Paragraphe 1
« Alésia? Connais pas ! » avait coutume de répéter Abraracourcix, chef gaulois du village d’Astérix, comme pour effacer de sa mémoire la capitulation de Vercingétorix* face à Jules César. C’est exactement le contraire qu’ambitionnent de faire les promoteurs du MuséoParc Alésia, qui ouvrira ses portes en 2011. Leur but : réactiver le souvenir de cet événement qui se déroula en 52 avant Jésus-Christ, sur le Mont Auxois, et le mettre à la portée du plus grand nombre. C’est un événement d’ampleur européenne dont le potentiel touristique est considérable. « Actuellement, explique Claude Grapin, chargé de l’aménagement du futur musée, il n’y a pas encore grand-chose à voir. »

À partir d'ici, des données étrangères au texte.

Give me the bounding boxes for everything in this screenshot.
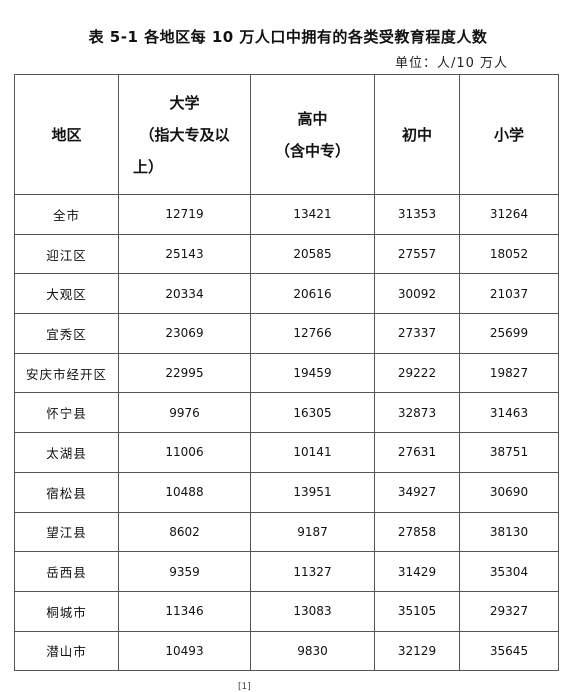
header-high-line2: （含中专） (274, 141, 350, 160)
table-row: 宜秀区 23069 12766 27337 25699 (14, 313, 559, 354)
region-cell: 潜山市 (14, 630, 119, 672)
unit-label: 单位：人/10 万人 (395, 56, 509, 71)
middle-school-cell: 27858 (374, 511, 460, 553)
header-college: 大学 （指大专及以 上） (118, 74, 251, 195)
high-school-cell: 9187 (250, 511, 375, 553)
table-row: 桐城市 11346 13083 35105 29327 (14, 590, 559, 632)
high-school-cell: 10141 (250, 432, 375, 473)
college-cell: 10493 (118, 630, 251, 672)
footnote-marker: [1] (238, 682, 251, 692)
middle-school-cell: 34927 (374, 471, 460, 513)
high-school-cell: 13951 (250, 471, 375, 513)
middle-school-cell: 32873 (374, 392, 460, 434)
middle-school-cell: 35105 (374, 590, 460, 632)
region-cell: 望江县 (14, 511, 119, 553)
table-row: 太湖县 11006 10141 27631 38751 (14, 432, 559, 473)
primary-school-cell: 19827 (459, 352, 559, 394)
primary-school-cell: 35304 (459, 551, 559, 592)
high-school-cell: 13421 (250, 194, 375, 235)
high-school-cell: 13083 (250, 590, 375, 632)
header-row: 地区 大学 （指大专及以 上） 高中 （含中专） 初中 小学 (14, 74, 559, 195)
region-cell: 安庆市经开区 (14, 352, 119, 394)
region-cell: 岳西县 (14, 551, 119, 592)
region-cell: 宿松县 (14, 471, 119, 513)
primary-school-cell: 38130 (459, 511, 559, 553)
header-primary-school: 小学 (459, 74, 559, 195)
high-school-cell: 9830 (250, 630, 375, 672)
primary-school-cell: 35645 (459, 630, 559, 672)
middle-school-cell: 31429 (374, 551, 460, 592)
region-cell: 迎江区 (14, 233, 119, 275)
primary-school-cell: 25699 (459, 313, 559, 354)
region-cell: 宜秀区 (14, 313, 119, 354)
table-row: 怀宁县 9976 16305 32873 31463 (14, 392, 559, 434)
high-school-cell: 20585 (250, 233, 375, 275)
primary-school-cell: 29327 (459, 590, 559, 632)
region-cell: 怀宁县 (14, 392, 119, 434)
high-school-cell: 20616 (250, 273, 375, 315)
college-cell: 11006 (118, 432, 251, 473)
middle-school-cell: 31353 (374, 194, 460, 235)
high-school-cell: 16305 (250, 392, 375, 434)
college-cell: 23069 (118, 313, 251, 354)
high-school-cell: 12766 (250, 313, 375, 354)
middle-school-cell: 29222 (374, 352, 460, 394)
table-row: 大观区 20334 20616 30092 21037 (14, 273, 559, 315)
table-row: 安庆市经开区 22995 19459 29222 19827 (14, 352, 559, 394)
region-cell: 大观区 (14, 273, 119, 315)
primary-school-cell: 38751 (459, 432, 559, 473)
header-region: 地区 (14, 74, 119, 195)
primary-school-cell: 31463 (459, 392, 559, 434)
header-college-line2: （指大专及以 (139, 125, 230, 144)
table-title: 表 5-1 各地区每 10 万人口中拥有的各类受教育程度人数 (88, 28, 488, 46)
college-cell: 12719 (118, 194, 251, 235)
college-cell: 10488 (118, 471, 251, 513)
high-school-cell: 11327 (250, 551, 375, 592)
college-cell: 25143 (118, 233, 251, 275)
header-college-line1: 大学 (169, 93, 200, 112)
header-college-line3: 上） (133, 157, 164, 176)
header-primary-text: 小学 (493, 125, 524, 144)
middle-school-cell: 27557 (374, 233, 460, 275)
college-cell: 9976 (118, 392, 251, 434)
college-cell: 8602 (118, 511, 251, 553)
header-middle-text: 初中 (401, 125, 432, 144)
primary-school-cell: 30690 (459, 471, 559, 513)
region-cell: 全市 (14, 194, 119, 235)
table-row: 全市 12719 13421 31353 31264 (14, 194, 559, 235)
middle-school-cell: 32129 (374, 630, 460, 672)
college-cell: 11346 (118, 590, 251, 632)
table-row: 潜山市 10493 9830 32129 35645 (14, 630, 559, 672)
header-high-school: 高中 （含中专） (250, 74, 375, 195)
primary-school-cell: 31264 (459, 194, 559, 235)
table-row: 迎江区 25143 20585 27557 18052 (14, 233, 559, 275)
header-middle-school: 初中 (374, 74, 460, 195)
college-cell: 9359 (118, 551, 251, 592)
region-cell: 太湖县 (14, 432, 119, 473)
header-region-text: 地区 (51, 125, 82, 144)
region-cell: 桐城市 (14, 590, 119, 632)
college-cell: 22995 (118, 352, 251, 394)
primary-school-cell: 21037 (459, 273, 559, 315)
table-row: 望江县 8602 9187 27858 38130 (14, 511, 559, 553)
high-school-cell: 19459 (250, 352, 375, 394)
table-row: 宿松县 10488 13951 34927 30690 (14, 471, 559, 513)
middle-school-cell: 27337 (374, 313, 460, 354)
header-high-line1: 高中 (297, 109, 328, 128)
college-cell: 20334 (118, 273, 251, 315)
middle-school-cell: 27631 (374, 432, 460, 473)
table-row: 岳西县 9359 11327 31429 35304 (14, 551, 559, 592)
middle-school-cell: 30092 (374, 273, 460, 315)
education-table: 地区 大学 （指大专及以 上） 高中 （含中专） 初中 小学 全市 12719 13… (14, 74, 559, 672)
primary-school-cell: 18052 (459, 233, 559, 275)
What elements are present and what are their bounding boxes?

* Vercingétorix = un des premiers chefs gaulois
Paragraphe 2
Bientôt, cependant, une sorte de Futuroscope consacré à la Gaule comblera ce manque, en proposant une expérience qui associe activités interactives, parcours découvertes pour VTT, jeux pour enfants et histoire de France. Les visiteurs apprendront comment, pendant la guerre des Gaules, qui dura sept ans, les peuples gaulois s’unirent, donnant ainsi naissance au premier sentiment national français – du moins selon la légende entretenue par les manuels scolaires de Jules Ferry, rédigés après la défaite française de 1870 face aux Allemands.
Paragraphe 3
« Les Romains en Gaule, c’était un peu comme les Américains en Irak : une redoutable machine de guerre », raconte Claude Grapin. « Après un siège qui avait duré seulement trois jours, Vercingétorix a compris qu’il était piégé et a jeté ses armes aux pieds du général romain. La Gaule était vaincue. »
Paragraphe 4
Claude Grapin sait qu’il devra travailler jour et nuit. Mais il ne s’en plaint pas. « C’est une aventure épuisante, mais tellement passionnante. Dans ce métier, quoi qu’on fasse, ça se voit... » Claude Grapin est conscient de vivre une expérience rare.